NEW YORK — Hudson’s Bay Company can’t overstate Saks Fifth Avenue Off 5th’s potential.
The Canadian retail giant is relentlessly pursuing the off-price business in Manhattan, and will do so right in competitor Bloomingdale’s backyard.
The company on Monday said it will open a 47,333-square-foot Off 5th store at Tower 57, an office tower at 125 East 57th Street near Lexington Avenue. The off-price store is a mere two blocks away from Bloomingdale’s 59th Street and Lexington Avenue flagship.
An Off 5th is also slated to open in lower Manhattan, just a few blocks from where a full-line Saks Fifth Avenue is opening next year in Brookfield Place. “Manhattan is a huge market,” said Gerald L. Storch, chief executive officer of Hudson’s Bay Co. Inc., parent of Saks Fifth Avenue and Saks Off-5th. “There’s plenty of room for two Saks Fifth Avenue locations and two Off 5ths.
“Off-price is a major growth strategy for Saks Fifth Avenue,” Storch added. “It’s growing faster than the retail industry. With Saks Off 5th, we have a concept positioned as the best of the off-price business. It’s white space above the other retailers.”
HBC is accelerating the expansion of Off 5th with plans to open 15 to 20 units a year in the U.S. There are now more than 90 Off 5th stores in 50 states.
The retail concept also has international legs. There are plans next year to unveil up to eight stores in Canada and foresees as many as 25 Off 5th locations in Canada within the next five years.

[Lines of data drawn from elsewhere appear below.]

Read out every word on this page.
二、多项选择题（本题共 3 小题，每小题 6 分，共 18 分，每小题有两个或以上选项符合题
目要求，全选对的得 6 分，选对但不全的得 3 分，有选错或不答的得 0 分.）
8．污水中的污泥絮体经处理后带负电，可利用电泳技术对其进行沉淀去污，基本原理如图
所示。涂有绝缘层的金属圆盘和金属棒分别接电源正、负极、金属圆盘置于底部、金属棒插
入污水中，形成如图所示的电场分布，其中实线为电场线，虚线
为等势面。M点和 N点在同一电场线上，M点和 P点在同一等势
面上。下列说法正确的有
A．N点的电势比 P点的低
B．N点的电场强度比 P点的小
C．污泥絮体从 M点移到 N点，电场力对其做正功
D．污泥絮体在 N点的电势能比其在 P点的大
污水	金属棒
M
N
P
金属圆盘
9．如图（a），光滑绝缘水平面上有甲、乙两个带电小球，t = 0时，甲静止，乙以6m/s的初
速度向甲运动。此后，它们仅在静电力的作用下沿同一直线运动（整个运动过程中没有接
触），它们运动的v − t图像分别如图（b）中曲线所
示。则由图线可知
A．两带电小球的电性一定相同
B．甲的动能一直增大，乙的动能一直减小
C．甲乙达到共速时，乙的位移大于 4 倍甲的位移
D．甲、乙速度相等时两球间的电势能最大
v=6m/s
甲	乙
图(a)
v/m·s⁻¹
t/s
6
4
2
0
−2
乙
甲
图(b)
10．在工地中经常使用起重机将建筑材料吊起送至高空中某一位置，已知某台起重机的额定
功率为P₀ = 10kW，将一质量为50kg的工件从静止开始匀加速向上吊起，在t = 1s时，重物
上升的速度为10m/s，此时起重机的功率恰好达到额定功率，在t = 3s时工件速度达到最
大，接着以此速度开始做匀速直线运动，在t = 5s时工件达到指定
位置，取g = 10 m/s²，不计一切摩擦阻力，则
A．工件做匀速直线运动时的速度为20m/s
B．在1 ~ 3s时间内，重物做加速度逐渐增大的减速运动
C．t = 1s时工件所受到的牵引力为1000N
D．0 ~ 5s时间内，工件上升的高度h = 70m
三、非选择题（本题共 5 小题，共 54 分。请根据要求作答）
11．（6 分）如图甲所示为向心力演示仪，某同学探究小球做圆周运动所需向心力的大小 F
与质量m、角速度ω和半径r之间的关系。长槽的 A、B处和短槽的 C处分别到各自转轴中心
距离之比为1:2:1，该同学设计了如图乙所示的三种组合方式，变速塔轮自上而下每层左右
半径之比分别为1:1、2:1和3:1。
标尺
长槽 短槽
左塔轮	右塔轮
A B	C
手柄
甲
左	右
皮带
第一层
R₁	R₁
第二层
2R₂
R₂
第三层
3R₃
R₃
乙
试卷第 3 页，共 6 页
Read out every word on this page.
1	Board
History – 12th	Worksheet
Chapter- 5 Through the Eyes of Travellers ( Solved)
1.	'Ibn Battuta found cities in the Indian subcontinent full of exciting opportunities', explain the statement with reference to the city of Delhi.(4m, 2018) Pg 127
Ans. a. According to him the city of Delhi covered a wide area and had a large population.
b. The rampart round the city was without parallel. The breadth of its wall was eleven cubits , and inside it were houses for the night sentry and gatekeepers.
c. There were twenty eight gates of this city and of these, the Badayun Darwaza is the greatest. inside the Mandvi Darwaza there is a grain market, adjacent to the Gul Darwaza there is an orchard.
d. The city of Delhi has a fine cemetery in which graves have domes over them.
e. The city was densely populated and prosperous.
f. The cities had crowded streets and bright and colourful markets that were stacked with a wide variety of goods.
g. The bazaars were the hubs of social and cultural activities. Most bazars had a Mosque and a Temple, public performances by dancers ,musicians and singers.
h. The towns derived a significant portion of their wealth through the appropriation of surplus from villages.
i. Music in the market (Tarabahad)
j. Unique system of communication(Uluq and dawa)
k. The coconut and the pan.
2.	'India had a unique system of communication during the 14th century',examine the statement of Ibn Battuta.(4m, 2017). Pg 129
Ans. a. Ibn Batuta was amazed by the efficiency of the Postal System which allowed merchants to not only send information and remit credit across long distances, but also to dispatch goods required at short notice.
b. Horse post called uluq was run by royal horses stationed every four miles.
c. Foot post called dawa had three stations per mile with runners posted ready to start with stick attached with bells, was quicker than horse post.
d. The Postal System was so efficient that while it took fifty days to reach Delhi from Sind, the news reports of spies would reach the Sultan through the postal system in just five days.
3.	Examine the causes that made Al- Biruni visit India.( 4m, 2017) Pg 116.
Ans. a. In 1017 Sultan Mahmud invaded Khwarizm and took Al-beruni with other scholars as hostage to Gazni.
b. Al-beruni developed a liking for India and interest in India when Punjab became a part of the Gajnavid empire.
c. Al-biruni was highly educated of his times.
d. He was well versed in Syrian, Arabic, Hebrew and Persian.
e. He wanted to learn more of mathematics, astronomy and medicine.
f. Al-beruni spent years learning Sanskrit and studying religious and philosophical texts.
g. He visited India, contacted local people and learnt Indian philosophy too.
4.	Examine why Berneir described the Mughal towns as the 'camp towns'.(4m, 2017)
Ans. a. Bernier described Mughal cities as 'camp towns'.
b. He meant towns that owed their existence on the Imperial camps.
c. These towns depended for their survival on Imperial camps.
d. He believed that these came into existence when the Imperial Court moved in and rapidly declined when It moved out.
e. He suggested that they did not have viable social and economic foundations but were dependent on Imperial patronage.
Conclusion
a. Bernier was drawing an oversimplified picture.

“We intend on bringing Off 5th to Germany,” Storch said, adding that HBC’s impending acquisition of Galeria Kaufhof would be used as the foundation. “With the acquisition, we’ll have the largest department store chains in Germany and Belgium and an established foothold in Europe to grow Saks Fifth Avenue and Saks Off 5th. We can have up to 40 Off 5th stores” in Europe. Storch said there is no specific count for the number of Saks units that could open.
The Off 5th unit on 57th Street is part of a strategy of expanding the off-price business in suburban and urban locations around the country. Off 5th stores operate in downtown San Francisco; The Beverly Center in Los Angeles, and Costa Mesa, Calif., across the street from South Coast Plaza.
“This location is in line with higher density areas. We have no concerns whatsoever,” Storch said about opening Off 5th in close proximity to the Saks Fifth Avenue flagship in Manhattan. “The concepts are additive and complimentary. One plus one equals three. Saks Off 5th is more of a Millennial shopper and we view Off 5th as an excellent vehicle for developing a new customer base.”
Once the younger shoppers establish themselves and start earning more money, they move to the full-price Saks stores, Storch said. “We think Off 5th is a brand-building experience,” he explained. “As we enter East 57th Street, we’re investing $250 million [in the flagship on Fifth Avenue] to ensure that Saks Fifth Avenue is far and away the best [experience] in the world. We’re very committed to the luxury customer.”
Storch maintained that Saks Fifth Avenue and Off 5th have very little crossover in terms of shoppers. “Everybody shops everywhere, yet, when it comes to apparel buying, we see that Saks Off 5th customers tend to be distinct from the Saks luxury customers.”
Saks Off 5th, which has been around for about 20 years, was originally conceived as an outlet business. HBC realized that Off 5th had potential beyond the outlet malls and started opening stores in suburban and downtown locations that support TJ Maxx and Nordstrom Rack.
“We adapted a format that had been divided into small rooms to a more contemporary open format with a more modern look and feel,” Storch said.
Off 5th changed its pricing model radically. Before, it listed the market price and a markdown indicating the new lower price, with a sign advertising a further 40 percent or more reduction. The final price was calculated at the cash wrap. Off 5th now does all the math, listing the final out-the-door price and the total savings from the original market price. Merchandise at Off 5th is reduced up to 70 percent.
“Consumers love the increased transparency and reliability,” Storch said, adding that the majority of the assortment is branded sell-off from Saks full-price stores or purchased from vendors, with some Saks private label.
Even as department stores are repurposing some of their real estate and slowing expansion of full-line stores, they see the off-price model as a prime growth vehicle. Nordstrom sees the Rack format as one of the keys to its goal of hitting $20 billion in sales by 2020, with plans to have at least 300 Racks by that time, up from 194 currently. Macy’s Inc., meanwhile, last week revealed plans to roll out up to 50 Macy’s Backstage off-price stores over the next two years as it seeks to jumpstart the group’s growth.
“Consumer demand for off-price continues to grow,” Storch said. “It’s one of the most rapidly growing segments in retailing and we’ll continue to grow it. Unlike some of the johnny-come-latelies, we know what we’re doing. We know how to price the merchandise.”